Rexhepi showed Coach Brian Meehan’s faith in him was justified when the 6-foot guard struck for a game-high 27 points, including 12-for-12 shooting from the foul line, and grabbed eight rebounds to help the Judges erase an 18-point deficit in a stirring win over New York University.He finished his freshman year as the team’s No. 2 scorer, and repeated that accomplishment as a sophomore. He was named one of three tri-captains before the 2005-06 season. “This kid has been through so much, there’s nothing that will happen on the basketball court that will rattle him,” Meehan says. “He’s getting better and better every game.”
Rexhepi took a circuitous route to Brandeis, using his considerable basketball prowess and a fierce determination to make a better life for himself and his people back home to finance the lengthy journey. After spending time in the summer of 2001 in Maine as part of the Seeds of Peace international coexistence program, he accepted an invitation to enroll at St. Johnsbury Academy in Vermont. He spent two productive years there—improving his English, developing proper study habits, and becoming a standout basketball player—but the transition was not easy. “The first week in Vermont I couldn’t sleep because it was so quiet,” Rexhepi says. “It was hard to leave my family and friends. It was hard waking up and not seeing them.
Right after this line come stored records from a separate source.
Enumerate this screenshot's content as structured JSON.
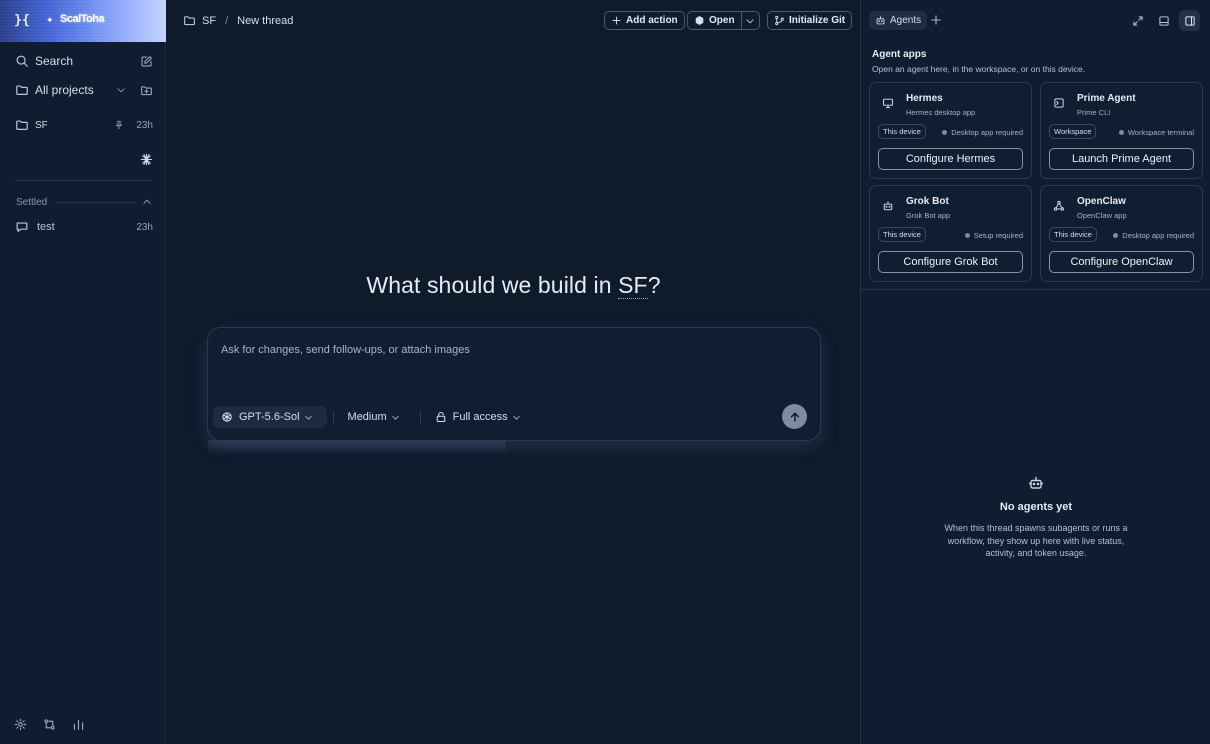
{
  "sidebar": {
    "brand_name": "ScalToha",
    "search_label": "Search",
    "projects_label": "All projects",
    "project": {
      "name": "SF",
      "time": "23h"
    },
    "settled_label": "Settled",
    "thread": {
      "name": "test",
      "time": "23h"
    }
  },
  "topbar": {
    "project": "SF",
    "separator": "/",
    "thread_title": "New thread",
    "add_action": "Add action",
    "open": "Open",
    "initialize_git": "Initialize Git"
  },
  "hero": {
    "prefix": "What should we build in ",
    "project": "SF",
    "suffix": "?"
  },
  "composer": {
    "placeholder": "Ask for changes, send follow-ups, or attach images",
    "model": "GPT-5.6-Sol",
    "effort": "Medium",
    "access": "Full access"
  },
  "panel": {
    "tab": "Agents",
    "title": "Agent apps",
    "subtitle": "Open an agent here, in the workspace, or on this device.",
    "agents": [
      {
        "name": "Hermes",
        "desc": "Hermes desktop app",
        "badge": "This device",
        "status": "Desktop app required",
        "action": "Configure Hermes",
        "icon": "monitor-icon"
      },
      {
        "name": "Prime Agent",
        "desc": "Prime CLI",
        "badge": "Workspace",
        "status": "Workspace terminal",
        "action": "Launch Prime Agent",
        "icon": "terminal-icon"
      },
      {
        "name": "Grok Bot",
        "desc": "Grok Bot app",
        "badge": "This device",
        "status": "Setup required",
        "action": "Configure Grok Bot",
        "icon": "bot-icon"
      },
      {
        "name": "OpenClaw",
        "desc": "OpenClaw app",
        "badge": "This device",
        "status": "Desktop app required",
        "action": "Configure OpenClaw",
        "icon": "network-icon"
      }
    ],
    "empty_title": "No agents yet",
    "empty_text": "When this thread spawns subagents or runs a workflow, they show up here with live status, activity, and token usage."
  },
  "colors": {
    "background": "#0f1a2b",
    "sidebar": "#101c30",
    "accent": "#4566d6",
    "send_button": "#7d8ba3"
  }
}
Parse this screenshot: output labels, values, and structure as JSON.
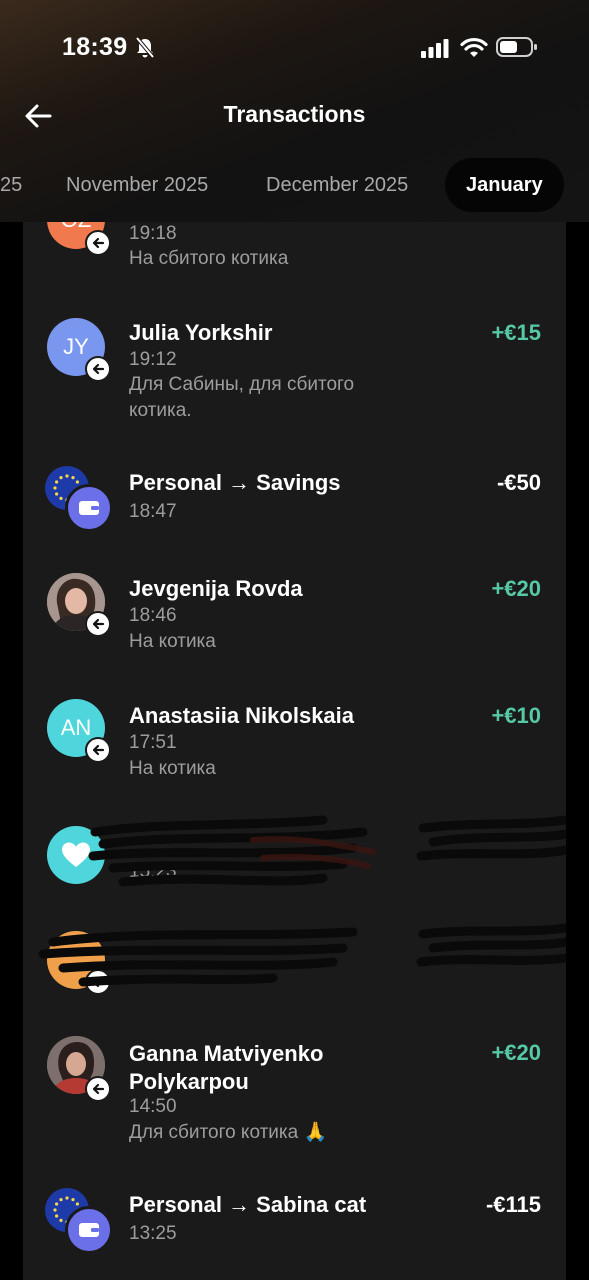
{
  "status_bar": {
    "time": "18:39"
  },
  "header": {
    "title": "Transactions",
    "tabs": [
      {
        "label": "25"
      },
      {
        "label": "November 2025"
      },
      {
        "label": "December 2025"
      },
      {
        "label": "January"
      }
    ]
  },
  "transactions": [
    {
      "initials": "OZ",
      "time": "19:18",
      "note": "На сбитого котика",
      "color": "#f07a4e"
    },
    {
      "initials": "JY",
      "name": "Julia Yorkshir",
      "time": "19:12",
      "note": "Для Сабины, для сбитого котика.",
      "amount": "+€15",
      "color": "#7a97f0"
    },
    {
      "name": "Personal → Savings",
      "time": "18:47",
      "amount": "-€50"
    },
    {
      "name": "Jevgenija Rovda",
      "time": "18:46",
      "note": "На котика",
      "amount": "+€20"
    },
    {
      "initials": "AN",
      "name": "Anastasiia Nikolskaia",
      "time": "17:51",
      "note": "На котика",
      "amount": "+€10",
      "color": "#4fd6dc"
    },
    {
      "time": "15:23",
      "color": "#4fd6dc"
    },
    {
      "color": "#f0a04a"
    },
    {
      "name": "Ganna Matviyenko Polykarpou",
      "time": "14:50",
      "note": "Для сбитого котика 🙏",
      "amount": "+€20"
    },
    {
      "name": "Personal → Sabina cat",
      "time": "13:25",
      "amount": "-€115"
    }
  ],
  "icons": {
    "back": "arrow-left-icon",
    "bell_off": "bell-slash-icon",
    "incoming": "arrow-left-circle-icon",
    "wallet": "wallet-icon",
    "eu": "eu-flag-icon",
    "heart": "heart-icon"
  },
  "colors": {
    "positive": "#55c8a6",
    "background": "#1a1a1a",
    "accent_wallet": "#6b6fe8"
  }
}
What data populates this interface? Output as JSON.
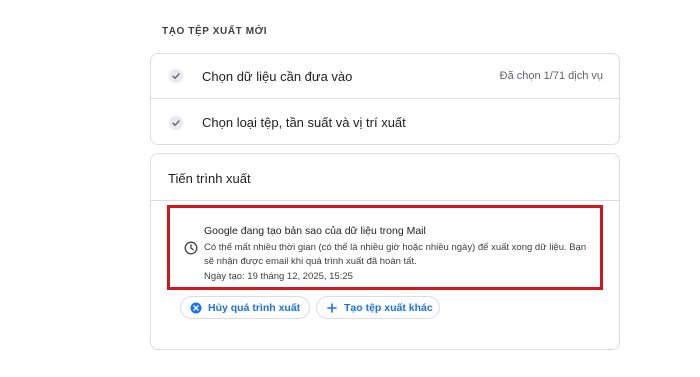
{
  "section": {
    "title": "TẠO TỆP XUẤT MỚI"
  },
  "steps": [
    {
      "label": "Chọn dữ liệu cần đưa vào",
      "status": "Đã chọn 1/71 dịch vụ"
    },
    {
      "label": "Chọn loại tệp, tần suất và vị trí xuất",
      "status": ""
    }
  ],
  "progress": {
    "title": "Tiến trình xuất",
    "heading": "Google đang tạo bản sao của dữ liệu trong Mail",
    "description": "Có thể mất nhiều thời gian (có thể là nhiều giờ hoặc nhiều ngày) để xuất xong dữ liệu. Bạn sẽ nhận được email khi quá trình xuất đã hoàn tất.",
    "date": "Ngày tạo: 19 tháng 12, 2025, 15:25"
  },
  "buttons": {
    "cancel_label": "Hủy quá trình xuất",
    "new_export_label": "Tạo tệp xuất khác"
  },
  "icons": {
    "step_check": "check-icon",
    "status": "clock-icon",
    "cancel": "cancel-circle-icon",
    "new_export": "plus-icon"
  },
  "colors": {
    "accent": "#1a73e8",
    "highlight_border": "#d0171e",
    "border": "#dadce0"
  }
}
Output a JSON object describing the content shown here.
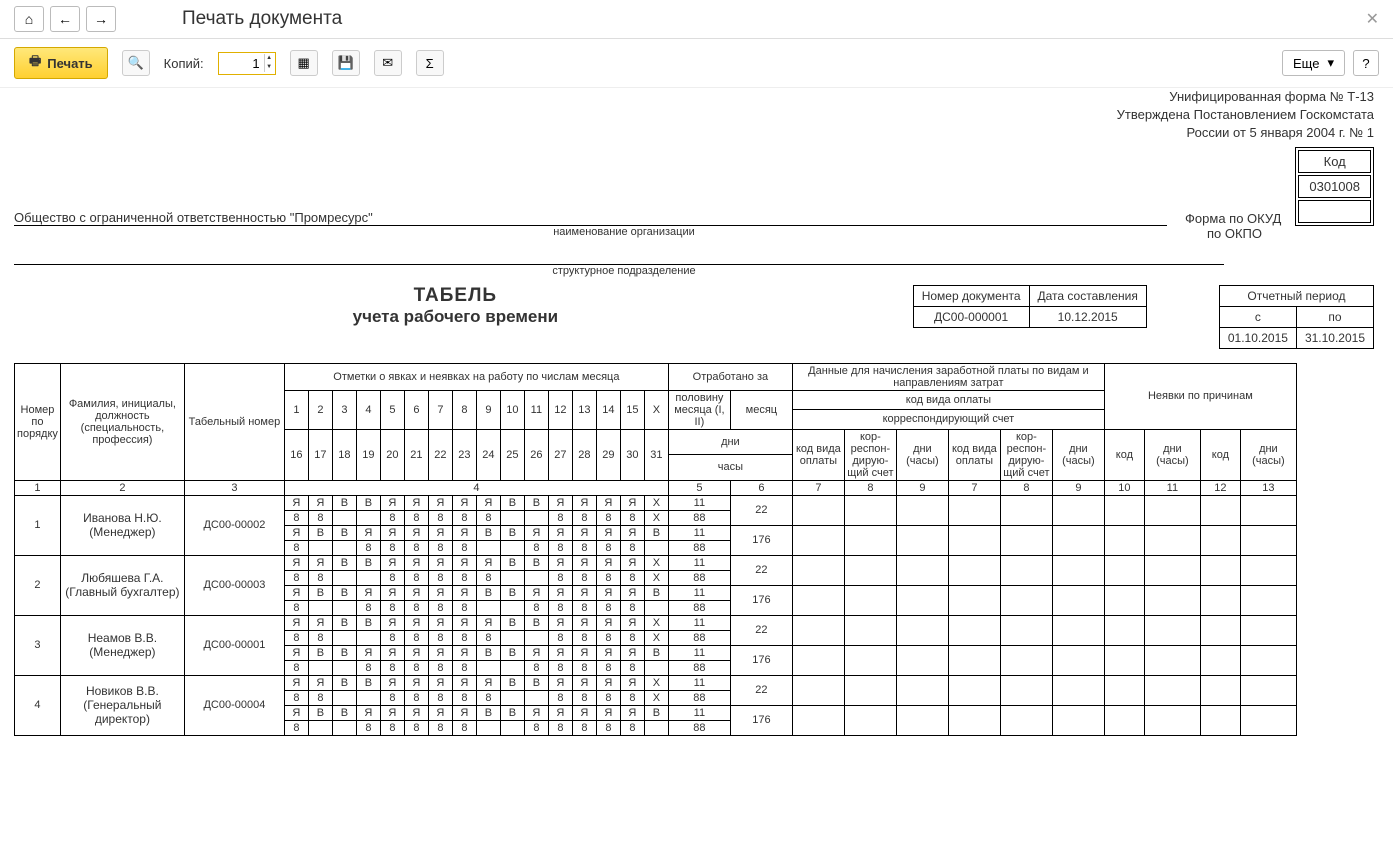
{
  "page_title": "Печать документа",
  "toolbar": {
    "print": "Печать",
    "copies_label": "Копий:",
    "copies_value": "1",
    "more": "Еще",
    "help": "?"
  },
  "header": {
    "form_line1": "Унифицированная форма № Т-13",
    "form_line2": "Утверждена Постановлением Госкомстата",
    "form_line3": "России от 5 января 2004 г. № 1",
    "code_header": "Код",
    "okud_label": "Форма по ОКУД",
    "okud_value": "0301008",
    "okpo_label": "по ОКПО",
    "org_name": "Общество с ограниченной ответственностью \"Промресурс\"",
    "org_caption": "наименование организации",
    "dept_caption": "структурное подразделение"
  },
  "doc_meta": {
    "title_main": "ТАБЕЛЬ",
    "title_sub": "учета  рабочего времени",
    "doc_num_label": "Номер документа",
    "doc_num": "ДС00-000001",
    "doc_date_label": "Дата составления",
    "doc_date": "10.12.2015",
    "period_label": "Отчетный период",
    "from_label": "с",
    "to_label": "по",
    "from": "01.10.2015",
    "to": "31.10.2015"
  },
  "columns": {
    "num": "Номер по порядку",
    "name": "Фамилия, инициалы, должность (специальность, профессия)",
    "tab": "Табельный номер",
    "marks": "Отметки о явках и неявках на работу по числам месяца",
    "worked": "Отработано за",
    "half": "половину месяца (I, II)",
    "month": "месяц",
    "days": "дни",
    "hours": "часы",
    "pay_data": "Данные для начисления заработной платы по видам и направлениям затрат",
    "pay_code": "код вида оплаты",
    "corr": "корреспондирующий счет",
    "pay_code_s": "код вида оплаты",
    "corr_s": "кор-респон-дирую-щий счет",
    "dh": "дни (часы)",
    "absence": "Неявки по причинам",
    "code": "код"
  },
  "index_row": [
    "1",
    "2",
    "3",
    "4",
    "5",
    "6",
    "7",
    "8",
    "9",
    "7",
    "8",
    "9",
    "10",
    "11",
    "12",
    "13"
  ],
  "employees": [
    {
      "num": "1",
      "name": "Иванова Н.Ю. (Менеджер)",
      "tab": "ДС00-00002",
      "row1": [
        "Я",
        "Я",
        "В",
        "В",
        "Я",
        "Я",
        "Я",
        "Я",
        "Я",
        "В",
        "В",
        "Я",
        "Я",
        "Я",
        "Я",
        "Х"
      ],
      "row2": [
        "8",
        "8",
        "",
        "",
        "8",
        "8",
        "8",
        "8",
        "8",
        "",
        "",
        "8",
        "8",
        "8",
        "8",
        "Х"
      ],
      "row3": [
        "Я",
        "В",
        "В",
        "Я",
        "Я",
        "Я",
        "Я",
        "Я",
        "В",
        "В",
        "Я",
        "Я",
        "Я",
        "Я",
        "Я",
        "В"
      ],
      "row4": [
        "8",
        "",
        "",
        "8",
        "8",
        "8",
        "8",
        "8",
        "",
        "",
        "8",
        "8",
        "8",
        "8",
        "8",
        ""
      ],
      "half1_d": "11",
      "half1_h": "88",
      "half2_d": "11",
      "half2_h": "88",
      "month_d": "22",
      "month_h": "176"
    },
    {
      "num": "2",
      "name": "Любяшева Г.А. (Главный бухгалтер)",
      "tab": "ДС00-00003",
      "row1": [
        "Я",
        "Я",
        "В",
        "В",
        "Я",
        "Я",
        "Я",
        "Я",
        "Я",
        "В",
        "В",
        "Я",
        "Я",
        "Я",
        "Я",
        "Х"
      ],
      "row2": [
        "8",
        "8",
        "",
        "",
        "8",
        "8",
        "8",
        "8",
        "8",
        "",
        "",
        "8",
        "8",
        "8",
        "8",
        "Х"
      ],
      "row3": [
        "Я",
        "В",
        "В",
        "Я",
        "Я",
        "Я",
        "Я",
        "Я",
        "В",
        "В",
        "Я",
        "Я",
        "Я",
        "Я",
        "Я",
        "В"
      ],
      "row4": [
        "8",
        "",
        "",
        "8",
        "8",
        "8",
        "8",
        "8",
        "",
        "",
        "8",
        "8",
        "8",
        "8",
        "8",
        ""
      ],
      "half1_d": "11",
      "half1_h": "88",
      "half2_d": "11",
      "half2_h": "88",
      "month_d": "22",
      "month_h": "176"
    },
    {
      "num": "3",
      "name": "Неамов В.В. (Менеджер)",
      "tab": "ДС00-00001",
      "row1": [
        "Я",
        "Я",
        "В",
        "В",
        "Я",
        "Я",
        "Я",
        "Я",
        "Я",
        "В",
        "В",
        "Я",
        "Я",
        "Я",
        "Я",
        "Х"
      ],
      "row2": [
        "8",
        "8",
        "",
        "",
        "8",
        "8",
        "8",
        "8",
        "8",
        "",
        "",
        "8",
        "8",
        "8",
        "8",
        "Х"
      ],
      "row3": [
        "Я",
        "В",
        "В",
        "Я",
        "Я",
        "Я",
        "Я",
        "Я",
        "В",
        "В",
        "Я",
        "Я",
        "Я",
        "Я",
        "Я",
        "В"
      ],
      "row4": [
        "8",
        "",
        "",
        "8",
        "8",
        "8",
        "8",
        "8",
        "",
        "",
        "8",
        "8",
        "8",
        "8",
        "8",
        ""
      ],
      "half1_d": "11",
      "half1_h": "88",
      "half2_d": "11",
      "half2_h": "88",
      "month_d": "22",
      "month_h": "176"
    },
    {
      "num": "4",
      "name": "Новиков В.В. (Генеральный директор)",
      "tab": "ДС00-00004",
      "row1": [
        "Я",
        "Я",
        "В",
        "В",
        "Я",
        "Я",
        "Я",
        "Я",
        "Я",
        "В",
        "В",
        "Я",
        "Я",
        "Я",
        "Я",
        "Х"
      ],
      "row2": [
        "8",
        "8",
        "",
        "",
        "8",
        "8",
        "8",
        "8",
        "8",
        "",
        "",
        "8",
        "8",
        "8",
        "8",
        "Х"
      ],
      "row3": [
        "Я",
        "В",
        "В",
        "Я",
        "Я",
        "Я",
        "Я",
        "Я",
        "В",
        "В",
        "Я",
        "Я",
        "Я",
        "Я",
        "Я",
        "В"
      ],
      "row4": [
        "8",
        "",
        "",
        "8",
        "8",
        "8",
        "8",
        "8",
        "",
        "",
        "8",
        "8",
        "8",
        "8",
        "8",
        ""
      ],
      "half1_d": "11",
      "half1_h": "88",
      "half2_d": "11",
      "half2_h": "88",
      "month_d": "22",
      "month_h": "176"
    }
  ],
  "days_top": [
    "1",
    "2",
    "3",
    "4",
    "5",
    "6",
    "7",
    "8",
    "9",
    "10",
    "11",
    "12",
    "13",
    "14",
    "15",
    "Х"
  ],
  "days_bot": [
    "16",
    "17",
    "18",
    "19",
    "20",
    "21",
    "22",
    "23",
    "24",
    "25",
    "26",
    "27",
    "28",
    "29",
    "30",
    "31"
  ]
}
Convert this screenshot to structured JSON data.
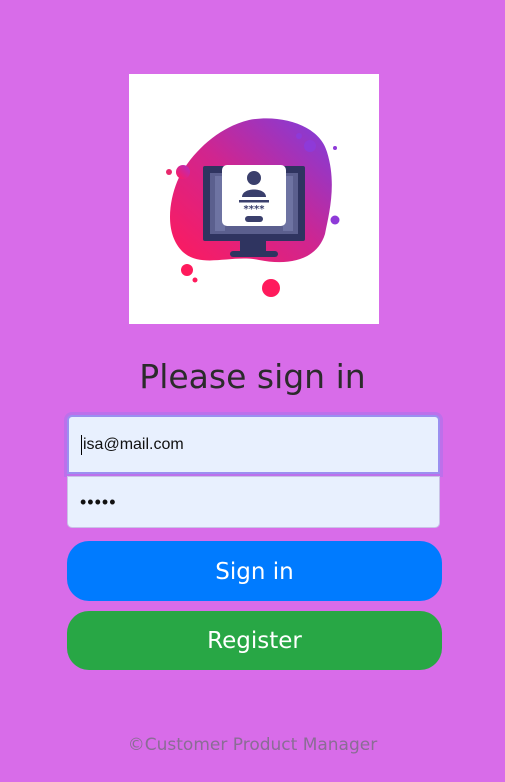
{
  "logo": {
    "icon": "login-monitor-illustration",
    "password_mask": "****"
  },
  "heading": "Please sign in",
  "form": {
    "email_value": "isa@mail.com",
    "password_mask": "•••••"
  },
  "buttons": {
    "signin_label": "Sign in",
    "register_label": "Register"
  },
  "footer": "©Customer Product Manager",
  "colors": {
    "background": "#d86ce9",
    "signin": "#007bff",
    "register": "#28a745",
    "input_bg": "#e8f0fe"
  }
}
At first, it was a struggle in class. I had to start concentrating in school.” His play on the court attracted the attention of the coaches at Phillips Exeter Academy, and he was offered a scholarship to the prestigious New Hampshire prep school for a post-graduate year. He averaged 17 points, 5 assists, 5 rebounds and 2 steals a game against high-level competition. Rexhepi is enjoying his time at Brandeis—on the court and off. He is taking advantage of an opportunity he would not have gotten had he stayed in Macedonia. “I didn’t come here to get away from somewhere,” he says. “I came here to get somewhere.”